After completing levels in the PlayStation and Windows versions, the player will unlock clips from the film.

==Development and release==
The game was announced in October 1997. Developer Traveller's Tales' website suggests a Sega Saturn version was once in development. A version for the Game.com was announced but never released.

The PlayStation version was digitally re-released for the PlayStation 3 and PlayStation Portable on July 27, 2010. The PlayStation and Game Boy Color versions of the game will be re-released in 2026 as part of the Toy Story: Retro Roundup! compilation.

==Reception==

The console versions of A Bug's Life was met with "mixed or average" reviews while the Game Boy Color version was met with "generally unfavorable" reviews. Aggregating review website GameRankings gave the Nintendo 64 version 54.40%, the PlayStation version 55.73% and the Game Boy Color version 36.63%. GameSpot gave the PlayStation version 2.7 out of 10, concluding that it was "obvious that Disney was more interested in producing a $40 advertisement for its movie than in developing a playable game". However, the same site later gave the Nintendo 64 version a score of 6.1 out of 10, stating that "children looking to relive the fun of the movie should be pleased with the simplicity of the game". IGN gave the Nintendo 64 version 6.8 out of 10, praising the presentation and sound by stating that it had an "upbeat, cheery look and feel very much like the movie of the same name" with "cheery, happy tunes and strong sound effects" but criticised the gameplay by saying the controls were sluggish with "stuttering framerate" and "tired gameplay mechanics" while they gave the PlayStation version 4 out of 10, criticizing the gameplay as slow and awkward but praising the presentation as cinematic. The same site later gave the Game Boy Color version a score of three out of ten, calling it "short and repetitive" and "below average".

Daniel Erickson reviewed the Nintendo 64 version of the game for Next Generation, rating it one star out of five, and stated that "any way you slice it, this stinks".
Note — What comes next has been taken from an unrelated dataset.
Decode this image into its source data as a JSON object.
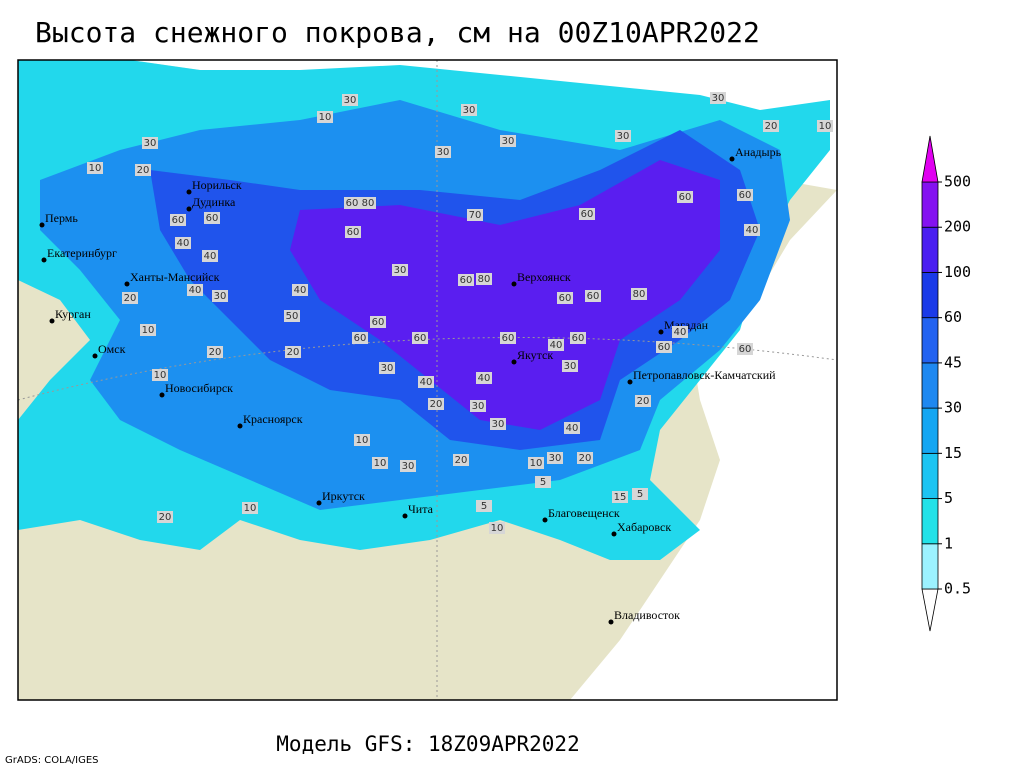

In its first full month of release, the PlayStation version of A Bug's Life was the thirteenth best-selling home console video game in the United States. By May 1999, it sold 1 million units and generated $50 million in revenue.

Aggregate score
| Aggregator | Score |
|---|---|
| GameRankings | (PS) 55.73% (N64) 54.40% (GBC) 36.63% |

Review scores
| Publication | Score |
|---|---|
| AllGame | 2.5/5 |
| Computer and Video Games | (PS) 5/10 |
| Electronic Gaming Monthly | (PS) 4/10, 4.5/10, 6/10, 4/10 (N64) 4/10, 4/10, 5.5/10, 4/10 |
| Game Informer | (PS) 7.5/10 (GBC) 5.75/10 (N64) 5.25/10 |
| GamePro | (PS) 16/20 |
| GameRevolution | (PS) C |
| GameSpot | (N64) 6.1/10 (PS) 2.7/10 |
| IGN | (N64) 6.8/10 (PS) 4/10 (GBC) 3/10 |
| Next Generation | (N64) 1/5 |
| Nintendo Power | (N64) 6.2/10 (GBC) 4.9/10 |
| Official U.S. PlayStation Magazine | (PS) 2/5 |

=== Awards ===
The game won the "PC Children's Entertainment Title of the Year" award at the 2nd Annual Interactive Achievement Awards, competing against six other nominees.